Halit Güllüoğlu
9 Temmuz 2009
Gün olmaz ki Harran Ovasından ve yerleşimindeki yanlışlardan söz edilmesin. Bir şey eğer baştan hatayla doğmuşsa sonucu da ona göredir. Harran ilçemizin tarihi varlığıyla övünmek yetmiyor artık. Geleceği için yapılanlara ihtiyaç var.
Su gelsin de ne olursa olsun dedikte neler oldu bakın. Şanlıurfa’nın talihsizliği midir nedir? Dünyanın en ilkel sulama sistemiyle karşı karşıyayız. Erozyon su israfı tuzlanma ve neticede çoraklık. Mesele suya kavuşmaktı amma nasıl bir kavuşmak? İşte plansızlık ve programsızlık sonucu ortada.Heba olan nice araziler ve taşkın sular.Geri dönülmez masraflar söz konusudur.Devlet teşviklerle Harran çiftçisine bu açık sulamadan vazgeç desin nafiledir.Çünkü bu iş Devletin işidir.Şahsın şirketin işi değildir.Gerekli önlemlerin alınmaması halinde Harran gitti gidiyor.

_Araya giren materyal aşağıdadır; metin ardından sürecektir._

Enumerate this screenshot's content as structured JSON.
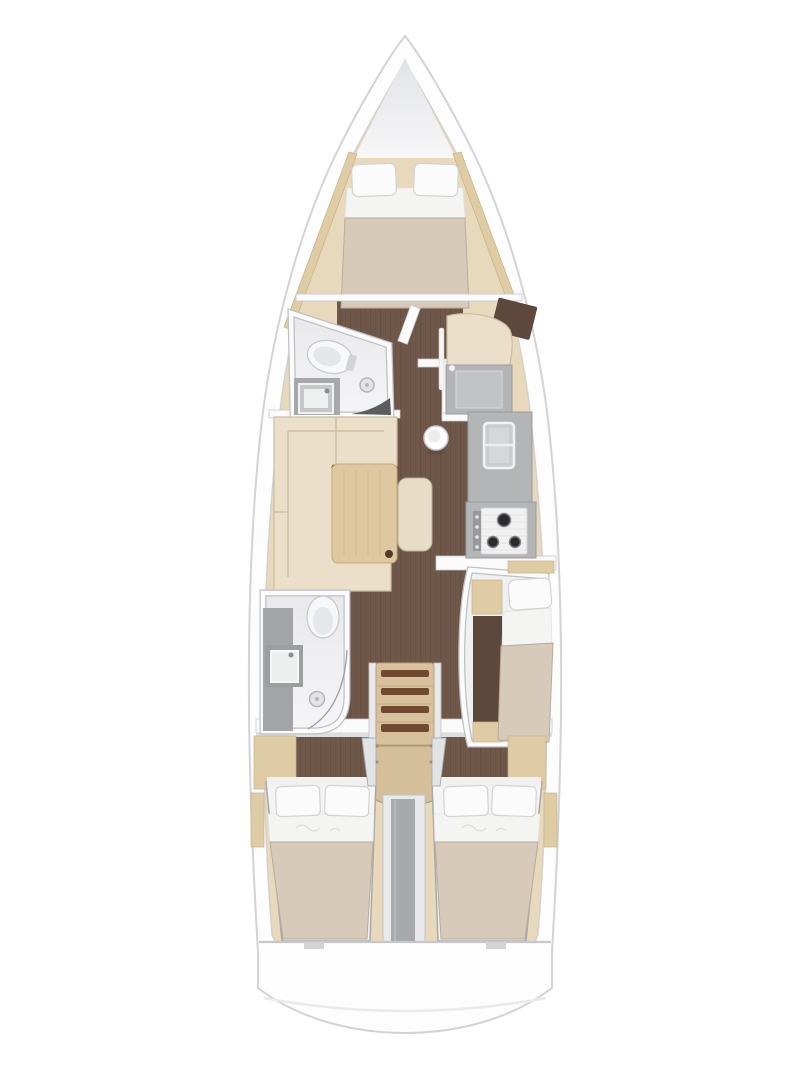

Diğer gündem teşkil eden önemli konuya gelelim. İlçe haline getirilen Haranın yerleşimiyle ilgilidir. Neden ilçe yapıldı nasıl bu durumundan vazgeçileceğini tartışıp duralım. Fakat gerçeklerden kaçmadan. Hataların doğuşunu tahmin etmemek en büyük kusurdur ve onun bedelini suçsuz yüklemek kimin ayıbıdır düşünelim.
Şimdi Ovanın geleceğini tahmin ederek karamsarlığa düşmeyi bir yana bırakalım. Hakikaten de Harran neden ilçe oldu. Yerleşim alanı tarih ve tarım kokan bir diyarda “Beldelik” yeterli değil miydi? Baro Başkanı Sayın Demirkol’un “Harran İlçe Olmaktan Çıkarılmalıdır” açıklamasına kulak vermeli. Bu Harranı ve sakinlerini cezalandırmak amacı taşımamaktadır. Aksine kamu adına var olan bir sıkıntının giderilmesini hedeflemektedir.
Haranın yerleşkesi fazla bir nüfusu kaldırmaya müsait değildir. Zaten Kaymakam Hakimler Savcılar dışında kamu görevlikleri ikamet etmemektedirler. Edemezler, çünkü şartlar böyle. Her gün Şanlıurfa’dan gidip gelenlerde olduğu gibi. Ayrıca bir taraftan Harran’ın tam korunmamış SİT alanı ve tarım arazisi zaten yapılaşmaya kapalıdır. Öyle ise gerek mülki ve gerekse adli bakımdan Harran’ın ilçelik durumu tartışılmaya devam edeceğe benziyor.
Yukarıdan beri izaha çalıştığım nedenlerden dolayı tartışması süren ve durmak bilmeyen konularda; en doğrusu yapılmışları gözden geçirmektir. Doğrumuzla yanlışımızı karşılaştırarak. Harran’ın tarihi varlık olarak korunması, Turizme yönelik tesisleriyle değerlendirilmesi düşünülmelidir. Akçakale’ye yakınlığı göz önünde tutulduğunda çoğunluğun “neden ilçe yapıldı” diye şaşkınlığına rastlandığını inkar edemeyiz. Bunun yeniden ele alınıp alınmaması nasıl olur bilemeyiz.
Fakat bilinen o ki, ortada Haranla ilgili sorunların giderilmesinin gerektiğidir.